Mumbai e o problema das alternativas

por Octavio Rodríguez Araujo [*]

Cartoon indiano anti-FSM. De acordo com as notas de Hernández e Garrido, enviados de La Jornada a Mumbai, Índia, o Fórum Social Mundial (FSM) na sua quarta edição é diferente daqueles que o antecederam em Porto Alegre, Brasil.

Na Índia está a cumprir-se (e a esgotar-se) um ciclo dos movimentos sociais altermundistas , como se lhes chama agora: o ciclo do protesto contra a globalização neoliberal. Os participantes, que não têm a mesma composição social e ideológica dos de Porto Alegre, estão interessados num novo ciclo, o das propostas alternativas ao que se tem criticado há vários anos, inclusive antes do Encontro Intercontinental, em 1996, organizado pelo Exército Zapatista de Libertação Nacional.

Os livros de Boyer y Drache, de Husson e de Hirst e Thompson, todos eles publicados em 1996, foram dos primeiros diagnósticos críticos da globalização neoliberal, e suas colocações mais profundas tem sido repetidas, com variantes e também com críticas, até à data.
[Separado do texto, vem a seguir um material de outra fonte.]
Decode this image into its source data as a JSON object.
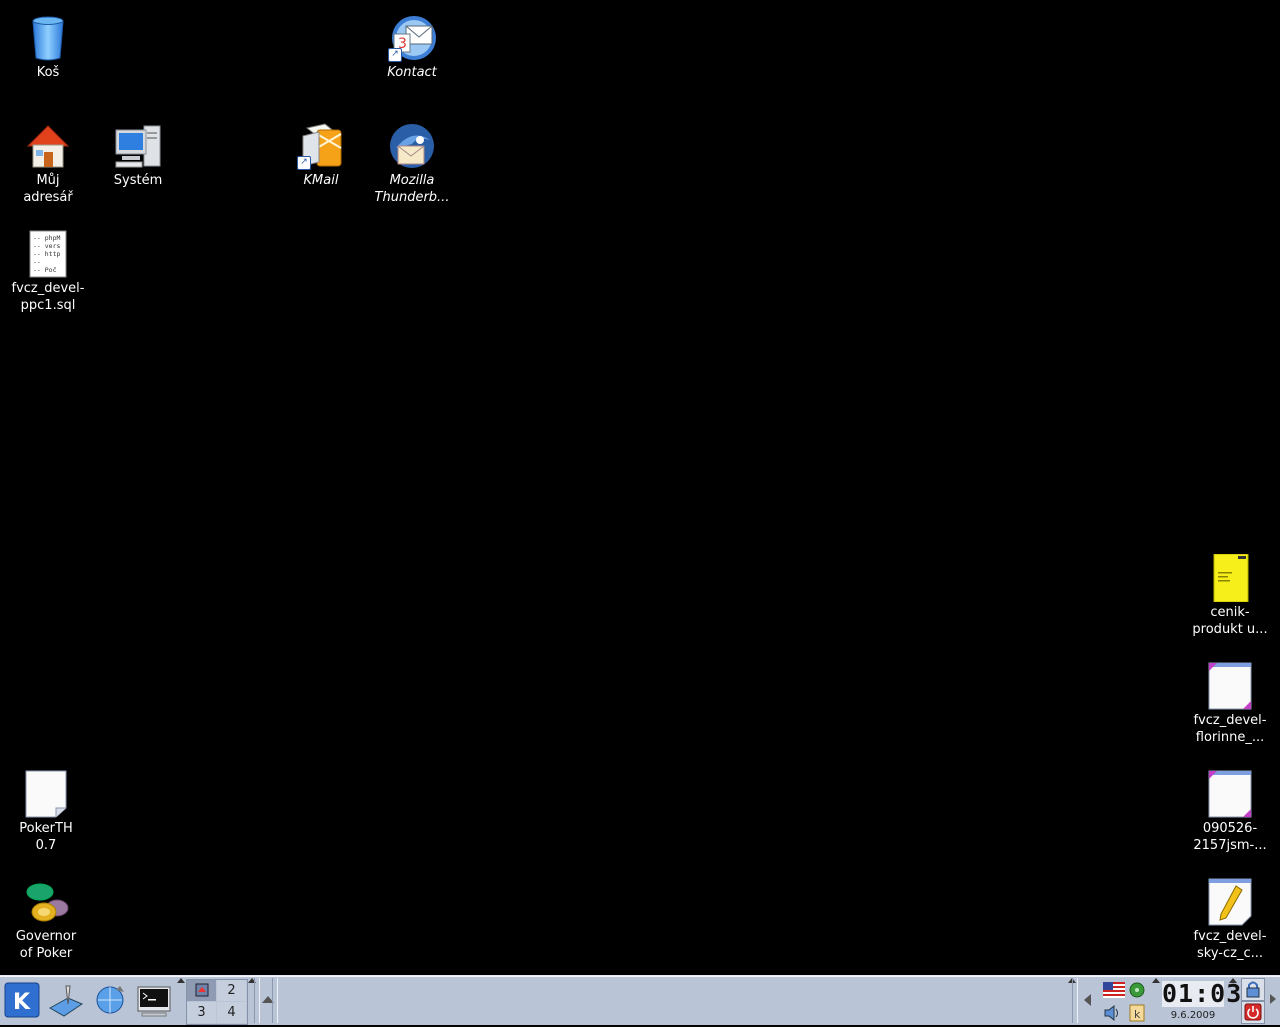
{
  "desktop": {
    "icons": [
      {
        "key": "trash",
        "label": "Koš"
      },
      {
        "key": "kontact",
        "label": "Kontact"
      },
      {
        "key": "home",
        "label": "Můj\nadresář"
      },
      {
        "key": "system",
        "label": "Systém"
      },
      {
        "key": "kmail",
        "label": "KMail"
      },
      {
        "key": "thunderbird",
        "label": "Mozilla\nThunderb..."
      },
      {
        "key": "sqlfile",
        "label": "fvcz_devel-\nppc1.sql"
      },
      {
        "key": "pokerth",
        "label": "PokerTH\n0.7"
      },
      {
        "key": "governor",
        "label": "Governor\nof Poker"
      },
      {
        "key": "cenik",
        "label": "cenik-\nprodukt u..."
      },
      {
        "key": "florinne",
        "label": "fvcz_devel-\nflorinne_..."
      },
      {
        "key": "jsm",
        "label": "090526-\n2157jsm-..."
      },
      {
        "key": "skycz",
        "label": "fvcz_devel-\nsky-cz_c..."
      }
    ],
    "sql_preview_lines": [
      "-- phpM",
      "-- vers",
      "-- http",
      "--",
      "-- Poč"
    ],
    "kontact_badge": "3"
  },
  "taskbar": {
    "pager": [
      "1",
      "2",
      "3",
      "4"
    ],
    "clock_time": "01:03",
    "clock_date": "9.6.2009",
    "kicker_letter": "K",
    "lock_letter": "k"
  },
  "colors": {
    "desktop_bg": "#000000",
    "panel_bg": "#b9c4d6",
    "kde_blue": "#2f6fcf"
  }
}
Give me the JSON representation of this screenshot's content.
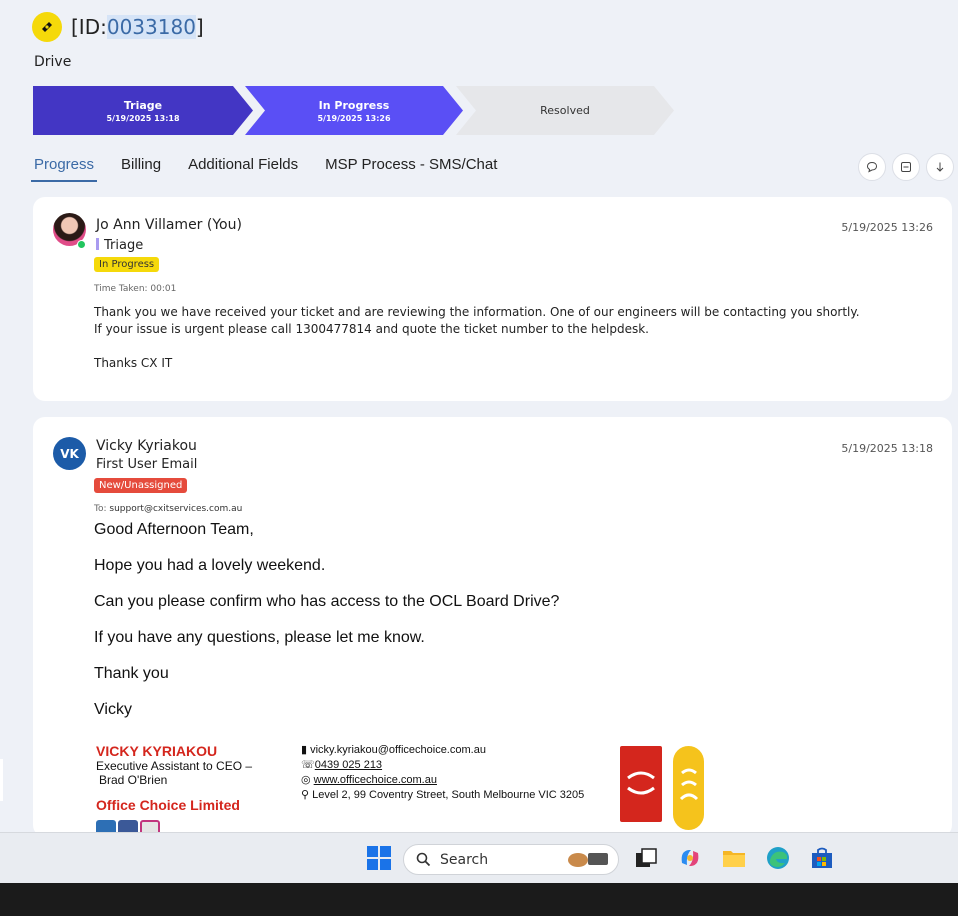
{
  "ticket": {
    "id_prefix": "[ID:",
    "id_number": "0033180",
    "id_suffix": "]",
    "title": "Drive"
  },
  "stepper": [
    {
      "label": "Triage",
      "date": "5/19/2025 13:18"
    },
    {
      "label": "In Progress",
      "date": "5/19/2025 13:26"
    },
    {
      "label": "Resolved",
      "date": ""
    }
  ],
  "tabs": [
    {
      "label": "Progress"
    },
    {
      "label": "Billing"
    },
    {
      "label": "Additional Fields"
    },
    {
      "label": "MSP Process - SMS/Chat"
    }
  ],
  "entries": [
    {
      "author": "Jo Ann Villamer (You)",
      "stage": "Triage",
      "status": "In Progress",
      "timestamp": "5/19/2025 13:26",
      "time_taken": "Time Taken: 00:01",
      "message_line1": "Thank you we have received your ticket and are reviewing the information. One of our engineers will be contacting you shortly.",
      "message_line2": "If your issue is urgent please call 1300477814 and quote the ticket number to the helpdesk.",
      "message_line3": "Thanks CX IT"
    },
    {
      "initials": "VK",
      "author": "Vicky Kyriakou",
      "subtitle": "First User Email",
      "status": "New/Unassigned",
      "timestamp": "5/19/2025 13:18",
      "to_label": "To:",
      "to_email": "support@cxitservices.com.au",
      "body": [
        "Good Afternoon Team,",
        "Hope you had a lovely weekend.",
        "Can you please confirm who has access to the OCL Board Drive?",
        "If you have any questions, please let me know.",
        "Thank you",
        "Vicky"
      ],
      "signature": {
        "name": "VICKY KYRIAKOU",
        "role_line1": "Executive Assistant to CEO –",
        "role_line2": "Brad O'Brien",
        "company": "Office Choice Limited",
        "email": "vicky.kyriakou@officechoice.com.au",
        "phone": "0439 025 213",
        "website": "www.officechoice.com.au",
        "address": "Level 2, 99 Coventry Street, South Melbourne VIC 3205"
      }
    }
  ],
  "taskbar": {
    "search_label": "Search"
  },
  "colors": {
    "accent": "#3b6aa6",
    "step_done": "#4336c4",
    "step_current": "#5a4ff5",
    "badge_yellow": "#f5d90a",
    "badge_red": "#e54b3c"
  }
}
A discussão que se propôs nesses livros, inclusive sobre o Estado Nacional perante os mercados na economia mundial (Boyer e Drache), foi tema de debate no FSM de Mumbai. Não é de estranhar, os estudos científicos sempre têm um tempo de assimilação da parte daqueles que não se dedicam a tarefas de investigação; a seguir como que se socializam, frequentemente simplificados, e aceitam-se ou não, convertendo-se num novo debate, o debate da acção.

Esta acção traduziu-se em movimentos, num movimento de movimentos, dizendo melhor, nos quais em princípio prevaleceu a oposição ao existente e à definição de objectivos, por considerar-se que estes podem dividi-los a partir do momento em que se discutam as estratégias, o como alcançá-los. Anarquismo e marxismo, por exemplo, tiveram enfrentamentos precisamente pelas diferenças estratégicas de ambas correntes para a construção do socialismo. De facto, ambas as correntes defendiam o socialismo desde a Primeira Internacional, mas a sua concepção sobre o socialismo era distinta, e sua estratégia oposta. Isto não mudou em mais de 130 anos. O debate continua nos FSM.

Ainda assim, em Mumbai verificou-se um interesse acentuado, assinalado pelos enviados deste diário, pela construção teórica de objectivos alternativos à globalização neoliberal, agora não só entendida como categorizada pela experiência dos povos de todo o mundo. Ninguém mais ou menos consciente da sua realidade tem dúvidas sobre a relação de instituições como o Fundo Monetário Internacional com as dívidas impagáveis dos países, da relação da concentração de capital com a ampliação da pobreza, da deterioração da coesão social com a crise económica e com as políticas neoliberais dos governos subordinados aos grandes capitais que dominam a economia mundial. Tudo isto, e mais ainda, foi entendido pelos povos da África, Ásia e América Latina, mas também pelos sectores mais depauperados dos países do chamado primeiro mundo. Mas o que agora se quer e se exige, inclusive dos intelectuais tão criticados em Porto Alegre, é a discussão de alternativas que vão mais além de uma suposta humanização do capitalismo que nunca ocorrerá (porque contradiz sua essência).

A perspectiva não é fácil. Para além dos cantos e dos bailes, do contacto entre diferentes culturas, que é um aspecto muito positivo do Fórum, pois aproxima os povos e lhes dá mais conhecimento dos seus pares em outros países, os debates sobre objectivos e estratégias tendem, por natureza, a dividir. Muitos participantes nesta edição do FSM poderiam estar de acordo em que a luta contra a globalização neoliberal e o novo imperialismo fosse também a luta pelo socialismo, mas de imediato surgiriam, como já ocorreu, as diferenças. Garrido cita o caso de um comunista hindu que defendeu voltar à ortodoxia marxista e que, en passant , "louvou os antigos regimes da Europa central", e diz que houve murmúrios e questionamentos na sala de conferências, com toda a razão, acrescentaria eu. Não seria fácil apagar, como se não houvesse existido, a longo polemica entre as esquerdas desde a Primeira Internacional até Mumbai, passando pelos movimentos do 68, a conversão da URSS num país capitalista e Porto Alegre. Este é o risco de qualquer tentativa de apresentar alternativas à mera oposição ao existente. Contudo, penso, deverá tentar-se. Este é o grande repto.

[*] Colaborador do diário mexicano La Jornada . Autor de "Izquierda e izquierdismo: De la Primera Internacional a Porto Alegre", Siglo Veintiuno Editores, México, 2002, 223 pgs., ISBN 968-23-2377-0 (a sua edição em Portugal deverá sair em 2004).